City of Ontario, Calif. v. Quan, No. 08-1332 (U.S. S. Ct. Dec. 14, 2009); Thompson v. North American Stainless, No. 09-291 (U.S. S. Ct. Dec. 14, 2009)

By Paul Mollica

Though granting cert in no straight employment cases today (the last day before adjournment for the holidays), our U.S. Supreme Court issues in orders in two employment-related disputes concerning privacy and retaliation.

In the Quon case, a 2008 Ninth Circuit decision (with a dissent from denial of rehearing in 2009), the question presented was whether a police department’s interception of text-messengering by a SWAT-team officer, on a pager issued by the department, violated the Fourth Amendment.  A jury found that it did, and a panel of the Ninth Circuit affirmed the verdict, but eight judges of the Ninth Circuit issued a stinging dissent complaining about the mischievous consequences of that decision (answered, in turn, by a concurrence in denial of rehearing by the author of the original panel decision).

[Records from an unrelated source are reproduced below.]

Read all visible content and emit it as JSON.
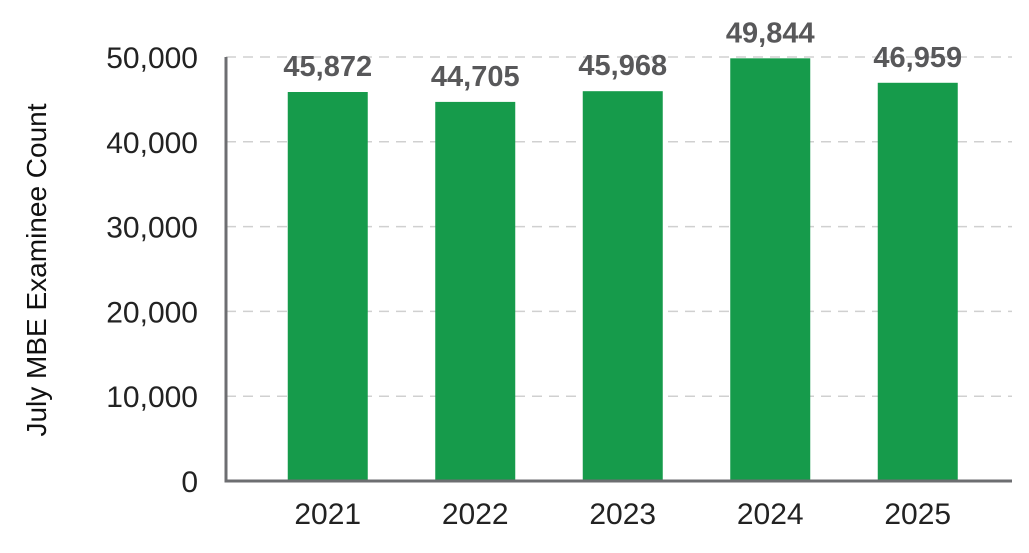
{
  "chart_data": {
    "type": "bar",
    "title": "",
    "xlabel": "",
    "ylabel": "July MBE Examinee Count",
    "categories": [
      "2021",
      "2022",
      "2023",
      "2024",
      "2025"
    ],
    "values": [
      45872,
      44705,
      45968,
      49844,
      46959
    ],
    "value_labels": [
      "45,872",
      "44,705",
      "45,968",
      "49,844",
      "46,959"
    ],
    "ylim": [
      0,
      50000
    ],
    "yticks": [
      0,
      10000,
      20000,
      30000,
      40000,
      50000
    ],
    "ytick_labels": [
      "0",
      "10,000",
      "20,000",
      "30,000",
      "40,000",
      "50,000"
    ],
    "grid": "horizontal dashed",
    "legend": "none"
  },
  "colors": {
    "bar": "#169b4b",
    "axis": "#6d6e71",
    "grid": "#d0d0d0",
    "data_label": "#58585a"
  }
}
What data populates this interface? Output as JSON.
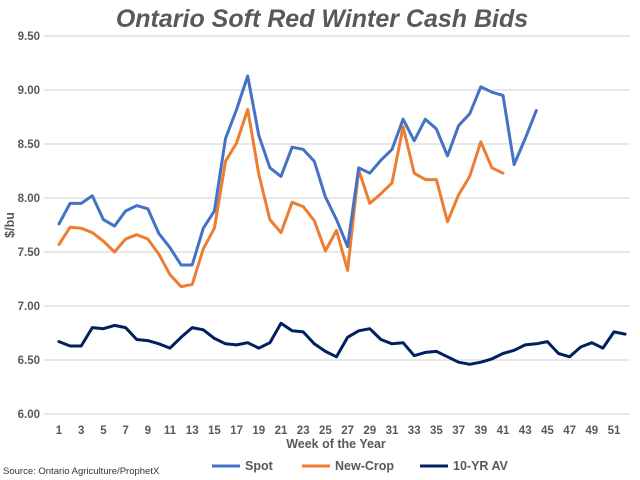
{
  "chart_data": {
    "type": "line",
    "title": "Ontario Soft Red Winter Cash Bids",
    "xlabel": "Week of the Year",
    "ylabel": "$/bu",
    "ylim": [
      6.0,
      9.5
    ],
    "yticks": [
      "6.00",
      "6.50",
      "7.00",
      "7.50",
      "8.00",
      "8.50",
      "9.00",
      "9.50"
    ],
    "xlim": [
      1,
      52
    ],
    "xticks": [
      "1",
      "3",
      "5",
      "7",
      "9",
      "11",
      "13",
      "15",
      "17",
      "19",
      "21",
      "23",
      "25",
      "27",
      "29",
      "31",
      "33",
      "35",
      "37",
      "39",
      "41",
      "43",
      "45",
      "47",
      "49",
      "51"
    ],
    "grid": true,
    "legend_position": "bottom",
    "source": "Source: Ontario Agriculture/ProphetX",
    "series": [
      {
        "name": "Spot",
        "color": "#4472C4",
        "values": [
          7.76,
          7.95,
          7.95,
          8.02,
          7.8,
          7.74,
          7.88,
          7.93,
          7.9,
          7.67,
          7.54,
          7.38,
          7.38,
          7.72,
          7.88,
          8.55,
          8.82,
          9.13,
          8.58,
          8.28,
          8.2,
          8.47,
          8.45,
          8.34,
          8.01,
          7.8,
          7.55,
          8.28,
          8.23,
          8.35,
          8.45,
          8.73,
          8.53,
          8.73,
          8.64,
          8.39,
          8.67,
          8.78,
          9.03,
          8.98,
          8.95,
          8.31,
          8.55,
          8.81
        ]
      },
      {
        "name": "New-Crop",
        "color": "#ED7D31",
        "values": [
          7.57,
          7.73,
          7.72,
          7.68,
          7.6,
          7.5,
          7.62,
          7.66,
          7.62,
          7.48,
          7.29,
          7.18,
          7.2,
          7.53,
          7.72,
          8.34,
          8.51,
          8.82,
          8.22,
          7.8,
          7.68,
          7.96,
          7.92,
          7.79,
          7.51,
          7.7,
          7.33,
          8.26,
          7.95,
          8.04,
          8.14,
          8.66,
          8.23,
          8.17,
          8.17,
          7.78,
          8.03,
          8.2,
          8.52,
          8.28,
          8.23
        ]
      },
      {
        "name": "10-YR AV",
        "color": "#002060",
        "values": [
          6.67,
          6.63,
          6.63,
          6.8,
          6.79,
          6.82,
          6.8,
          6.69,
          6.68,
          6.65,
          6.61,
          6.71,
          6.8,
          6.78,
          6.7,
          6.65,
          6.64,
          6.66,
          6.61,
          6.66,
          6.84,
          6.77,
          6.76,
          6.65,
          6.58,
          6.53,
          6.71,
          6.77,
          6.79,
          6.69,
          6.65,
          6.66,
          6.54,
          6.57,
          6.58,
          6.53,
          6.48,
          6.46,
          6.48,
          6.51,
          6.56,
          6.59,
          6.64,
          6.65,
          6.67,
          6.56,
          6.53,
          6.62,
          6.66,
          6.61,
          6.76,
          6.74
        ]
      }
    ]
  }
}
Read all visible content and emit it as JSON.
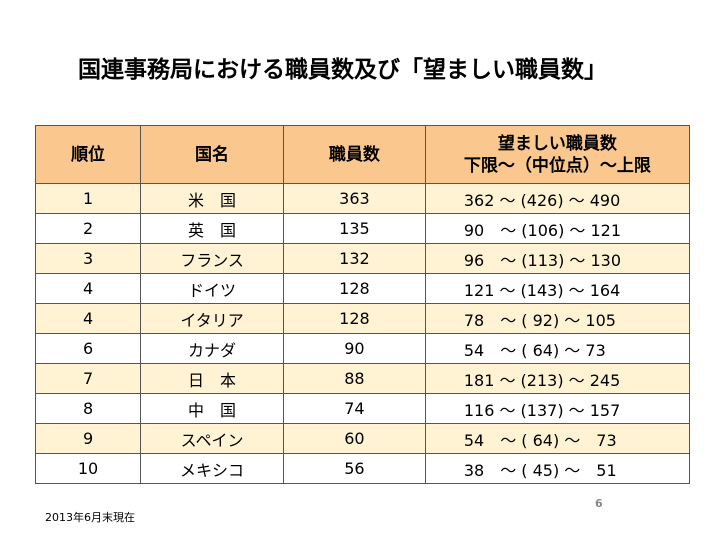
{
  "header": {
    "title": "国連事務局における職員数及び「望ましい職員数」"
  },
  "table": {
    "columns": [
      "順位",
      "国名",
      "職員数",
      "望ましい職員数\n下限～（中位点）～上限"
    ],
    "rows": [
      [
        "1",
        "米　国",
        "363",
        "362 ～ (426) ～ 490"
      ],
      [
        "2",
        "英　国",
        "135",
        "90　～ (106) ～ 121"
      ],
      [
        "3",
        "フランス",
        "132",
        "96　～ (113) ～ 130"
      ],
      [
        "4",
        "ドイツ",
        "128",
        "121 ～ (143) ～ 164"
      ],
      [
        "4",
        "イタリア",
        "128",
        "78　～ ( 92) ～ 105"
      ],
      [
        "6",
        "カナダ",
        "90",
        "54　～ ( 64) ～ 73"
      ],
      [
        "7",
        "日　本",
        "88",
        "181 ～ (213) ～ 245"
      ],
      [
        "8",
        "中　国",
        "74",
        "116 ～ (137) ～ 157"
      ],
      [
        "9",
        "スペイン",
        "60",
        "54　～ ( 64) ～　73"
      ],
      [
        "10",
        "メキシコ",
        "56",
        "38　～ ( 45) ～　51"
      ]
    ]
  },
  "footer": {
    "note": "2013年6月末現在",
    "page": "6"
  }
}
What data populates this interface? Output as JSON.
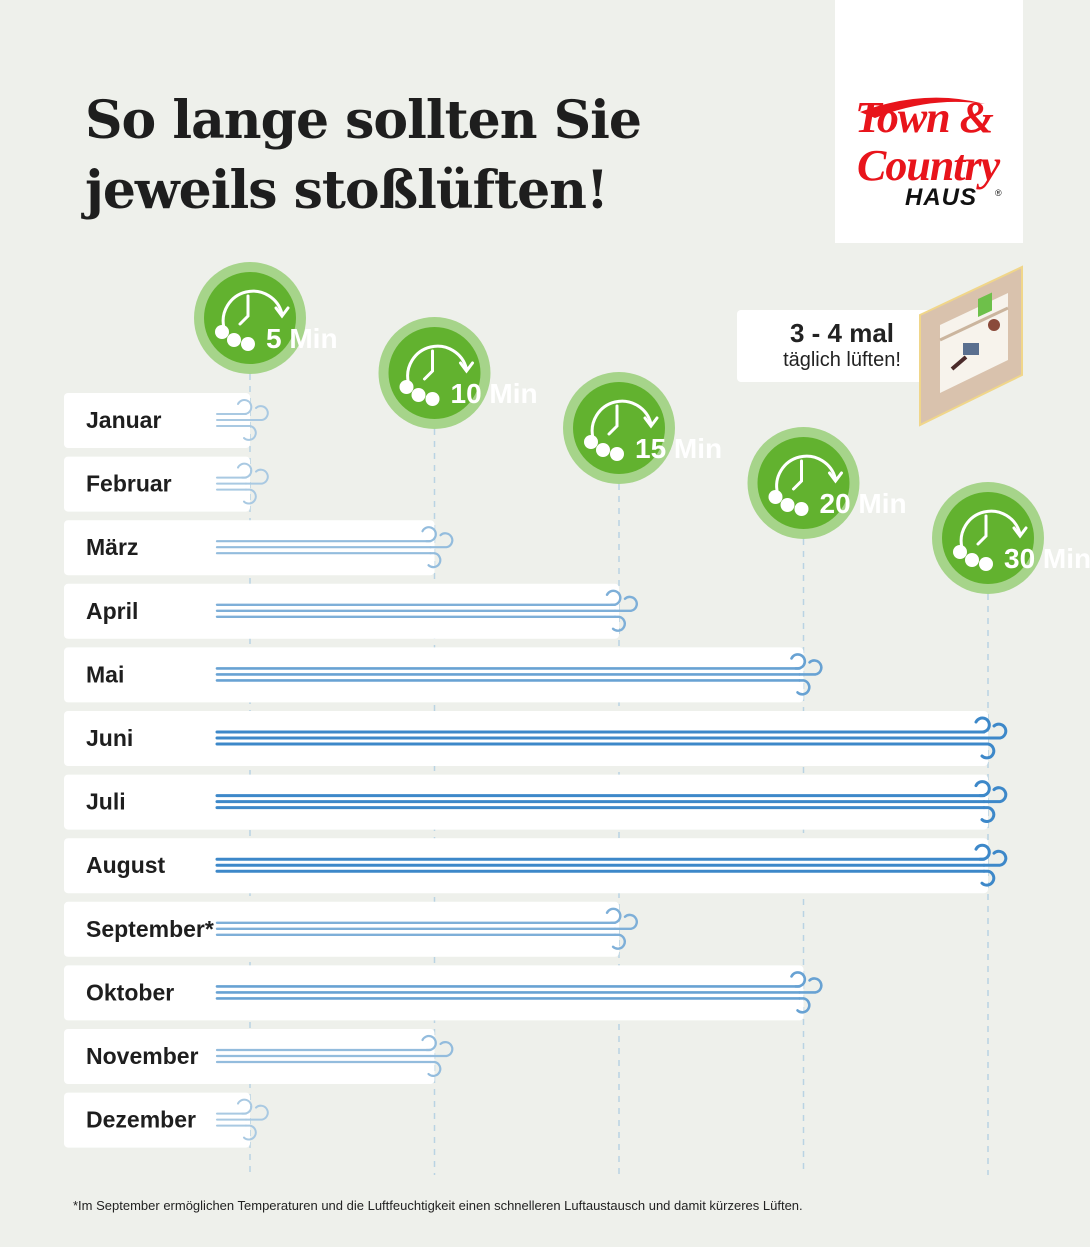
{
  "title": {
    "line1": "So lange sollten Sie",
    "line2": "jeweils stoßlüften!"
  },
  "logo": {
    "line1": "Town &",
    "line2": "Country",
    "line3": "HAUS",
    "registered": "®"
  },
  "tip": {
    "count": "3 - 4 mal",
    "text": "täglich lüften!"
  },
  "footnote": "*Im September ermöglichen Temperaturen und die Luftfeuchtigkeit einen schnelleren Luftaustausch und damit kürzeres Lüften.",
  "colors": {
    "background": "#eef0eb",
    "badge_inner": "#62b22f",
    "badge_outer": "#a6d48a",
    "wind_light": "#a9c9e2",
    "wind_dark": "#3d88c9",
    "logo_red": "#e8141b"
  },
  "chart_data": {
    "type": "bar",
    "orientation": "horizontal",
    "unit": "Min",
    "ticks": [
      5,
      10,
      15,
      20,
      30
    ],
    "tick_labels": [
      "5 Min",
      "10 Min",
      "15 Min",
      "20 Min",
      "30 Min"
    ],
    "categories": [
      "Januar",
      "Februar",
      "März",
      "April",
      "Mai",
      "Juni",
      "Juli",
      "August",
      "September*",
      "Oktober",
      "November",
      "Dezember"
    ],
    "values": [
      5,
      5,
      10,
      15,
      20,
      30,
      30,
      30,
      15,
      20,
      10,
      5
    ],
    "grid": "vertical dashed lines at ticks"
  }
}
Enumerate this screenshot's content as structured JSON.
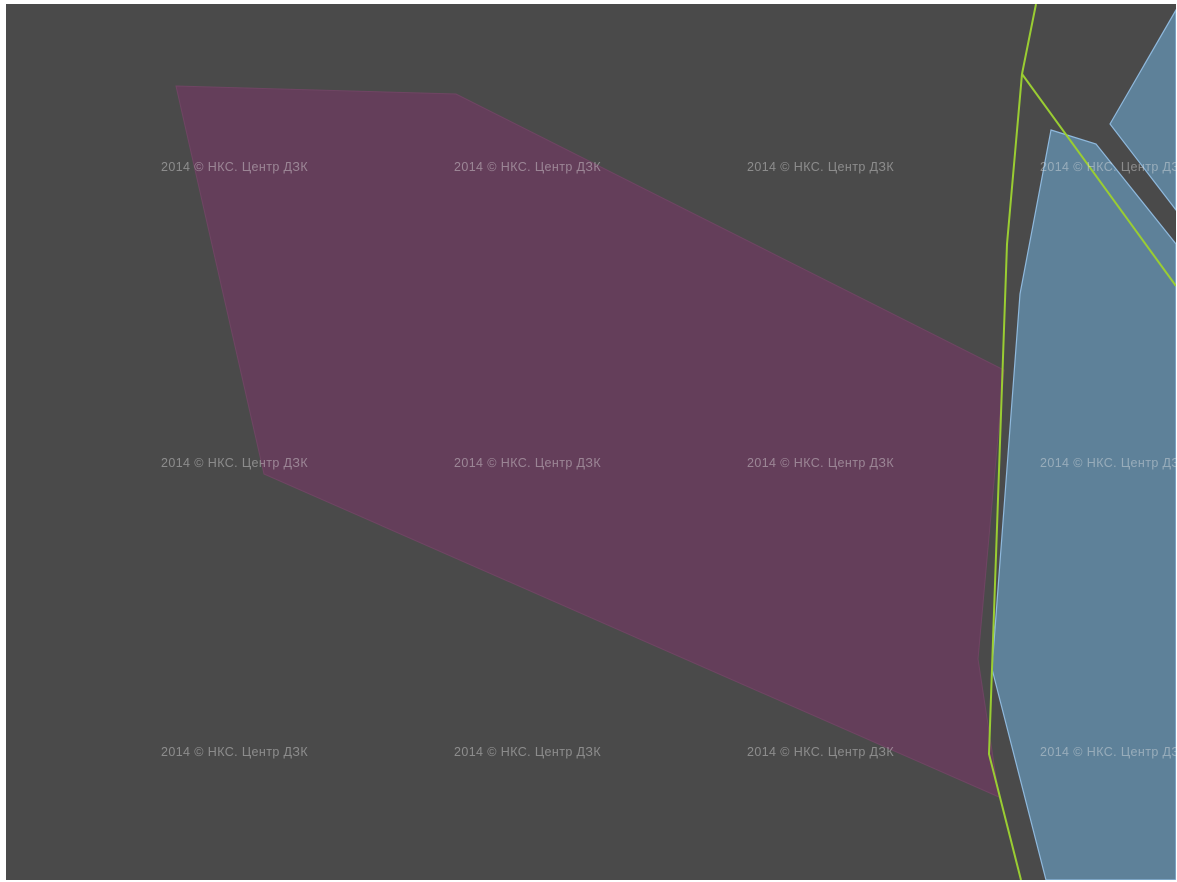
{
  "map": {
    "background_color": "#4a4a4a",
    "watermark_text": "2014 © НКС. Центр ДЗК",
    "watermark_color": "rgba(230,230,230,0.42)"
  },
  "layers": {
    "region_a": {
      "fill": "#643e5a",
      "stroke": "#6f4563"
    },
    "region_b": {
      "fill": "#5e8199",
      "stroke": "#8fb9dd"
    },
    "boundary_line": {
      "stroke": "#9acd32"
    }
  }
}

In the Thompson case, the Supreme Court invited the Solicitor General’s views on a pending petition, seeking reversal of the Sixth Circuit ‘s en banc decision holding (10-6) that the federal anti-retaliation statutes do not create a claim for third-parties (such as friends and family) who suffer retaliation because of the protected activities of another employee. The decision under review is posted here.